Tonight, we're taking a vegetable popover (basically a really thin frittata), some strawberries, a bottle of Pinot Noir, and these cookies: Malt Shop Chocolate Chip Cookies. I am the only person I know in this town who loves chocolate malts, so I'd hoped these cookies would only be for me *wink*. The dough tastes like a really thick old-fashioned malt like you'd find at the ice cream shop, Beaches & Cream, at Disney's Beach Club Resort (that's for y'all, Waldens). However, the malt flavor mellows as they bake and you end up with chewy, salty, chocolatey cookies that are begging to be taken on a picnic or dunked in ice-cold milk late at night. And I cannot even begin to describe what amazing ice cream sandwiches these would make: chocolate ice cream would take these over the top.
Give them a try; they're simple, low in fat and calories, and really rich and satisfying. Even if you're not a malt lover like me, I promise you'll love these cookies.
Malt Shop Chocolate Chip Cookies
(adapted from Cooking Light, May 2005)
1 cup packed brown sugar (I used light, but any would work)

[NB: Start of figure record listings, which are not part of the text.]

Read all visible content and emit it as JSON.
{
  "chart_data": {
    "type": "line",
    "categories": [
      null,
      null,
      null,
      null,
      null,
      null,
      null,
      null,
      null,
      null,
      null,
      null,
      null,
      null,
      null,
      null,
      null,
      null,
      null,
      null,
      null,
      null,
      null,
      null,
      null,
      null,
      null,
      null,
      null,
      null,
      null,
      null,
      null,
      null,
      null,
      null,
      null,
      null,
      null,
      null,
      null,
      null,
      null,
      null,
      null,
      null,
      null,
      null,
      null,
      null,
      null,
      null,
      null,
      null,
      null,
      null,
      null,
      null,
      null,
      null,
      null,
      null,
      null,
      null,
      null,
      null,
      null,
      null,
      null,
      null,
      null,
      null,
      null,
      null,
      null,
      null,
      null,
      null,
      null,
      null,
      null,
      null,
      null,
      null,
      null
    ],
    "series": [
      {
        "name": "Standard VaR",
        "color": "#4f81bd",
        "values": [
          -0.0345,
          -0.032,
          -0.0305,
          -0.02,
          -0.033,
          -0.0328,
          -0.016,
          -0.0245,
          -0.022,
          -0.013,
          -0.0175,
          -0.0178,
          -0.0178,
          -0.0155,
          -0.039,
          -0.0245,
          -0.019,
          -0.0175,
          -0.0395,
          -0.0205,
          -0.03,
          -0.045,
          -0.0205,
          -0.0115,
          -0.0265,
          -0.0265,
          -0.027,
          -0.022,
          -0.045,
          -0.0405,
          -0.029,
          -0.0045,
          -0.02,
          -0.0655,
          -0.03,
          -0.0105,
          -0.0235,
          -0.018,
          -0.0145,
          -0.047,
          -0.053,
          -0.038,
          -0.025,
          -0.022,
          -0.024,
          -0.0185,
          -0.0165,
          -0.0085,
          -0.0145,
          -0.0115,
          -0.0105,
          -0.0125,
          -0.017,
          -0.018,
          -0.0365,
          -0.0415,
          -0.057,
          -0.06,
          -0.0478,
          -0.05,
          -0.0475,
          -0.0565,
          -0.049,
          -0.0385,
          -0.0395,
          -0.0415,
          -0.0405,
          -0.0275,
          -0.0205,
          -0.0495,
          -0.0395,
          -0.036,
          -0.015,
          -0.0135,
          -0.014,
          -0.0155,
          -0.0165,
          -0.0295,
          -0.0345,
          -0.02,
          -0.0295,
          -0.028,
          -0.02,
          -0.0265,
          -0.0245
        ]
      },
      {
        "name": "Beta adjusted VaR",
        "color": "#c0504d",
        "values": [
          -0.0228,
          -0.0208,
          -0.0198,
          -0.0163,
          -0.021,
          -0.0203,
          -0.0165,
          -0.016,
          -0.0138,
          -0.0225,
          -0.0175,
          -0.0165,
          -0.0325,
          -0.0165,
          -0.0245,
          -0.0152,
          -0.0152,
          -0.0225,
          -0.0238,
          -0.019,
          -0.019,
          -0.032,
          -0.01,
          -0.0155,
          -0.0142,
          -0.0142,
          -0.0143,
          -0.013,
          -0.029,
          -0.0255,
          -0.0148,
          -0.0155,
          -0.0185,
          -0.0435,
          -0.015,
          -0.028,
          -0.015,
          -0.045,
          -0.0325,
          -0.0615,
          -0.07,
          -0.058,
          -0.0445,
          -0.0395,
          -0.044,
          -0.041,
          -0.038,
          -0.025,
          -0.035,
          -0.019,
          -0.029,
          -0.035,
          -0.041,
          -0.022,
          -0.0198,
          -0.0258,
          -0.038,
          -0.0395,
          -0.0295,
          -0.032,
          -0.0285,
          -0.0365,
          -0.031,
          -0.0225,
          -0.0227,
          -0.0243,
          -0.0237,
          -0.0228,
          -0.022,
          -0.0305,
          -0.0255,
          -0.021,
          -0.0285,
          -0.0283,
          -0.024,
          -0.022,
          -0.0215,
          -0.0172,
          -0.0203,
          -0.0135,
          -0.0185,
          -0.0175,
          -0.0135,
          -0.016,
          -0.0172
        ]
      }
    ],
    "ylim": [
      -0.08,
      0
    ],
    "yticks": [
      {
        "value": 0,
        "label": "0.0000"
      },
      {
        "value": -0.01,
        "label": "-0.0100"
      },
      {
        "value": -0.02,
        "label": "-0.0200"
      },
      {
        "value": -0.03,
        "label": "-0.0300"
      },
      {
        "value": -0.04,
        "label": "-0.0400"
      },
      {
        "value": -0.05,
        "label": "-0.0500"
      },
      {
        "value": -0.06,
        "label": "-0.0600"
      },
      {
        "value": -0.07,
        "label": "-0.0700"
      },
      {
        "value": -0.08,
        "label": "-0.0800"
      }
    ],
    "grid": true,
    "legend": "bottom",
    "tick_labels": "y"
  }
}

6 T malted milk powder (such as Carnation, find it in the hot chocolate section)
5 T butter, room temperature
3 T chocolate syrup
1 T vanilla
1 large egg
2 cups flour
1 tsp. baking soda
1/2 tsp. salt
1/2 cup milk chocolate chips
1/3 cup mini semi-sweet chocolate chips
1. Preheat oven to 350 F.
2. Beat first six ingredients (through the egg) in a large bowl with a standing or handheld mixture until well-blended and fluffy.
3. Whisk the flour, baking soda, and salt in a small bowl; add in batches to the wet mixture, beating each batch on low speed until just incorporated.
4. Fold in the chocolate chips. At this point, taste the batter--if it is stiff, go ahead and start dishing out the cookies. If it is really soft, stick it in the fridge for 30 minutes. If the butter is too soft, the cookies will spread too much and flatten out instead of puffing up.
5. Place cookies by heaping teaspoonfuls onto an ungreased nonstick baking sheet, 2 inches apart. Bake for 10 minutes, or until puffed. They will not look browned, although the edges might be slightly golden. Let cool on baking sheet for 2-3 minutes, then remove and let cool completely on a wire rack.
Enjoy!
3 comments:
Absolutely adore the blog, Sarah! You have great recipes combined with fantastic wit and Southern Charm....it's a pleasure to read for sure. It also makes me miss dinners at your parents house.....ah those cheese grits will never ever be forgotten.
-amy m
I LOVE chocolate malts. Come to the Valley and I'll treat you at the counter of Turnage.
Thanks, Amy--I miss those cheese grits. I never got the recipe, come to think of it. Mmm, makes what I as planning to have for dinner pale in comparison. And Jaime, I would be THRILLED to join you in the Valley for a malt--I feel like I have a partner in crime now! If you want a quick (home) fix, I'll have to give you my easy recipe for chocolate malt pudding.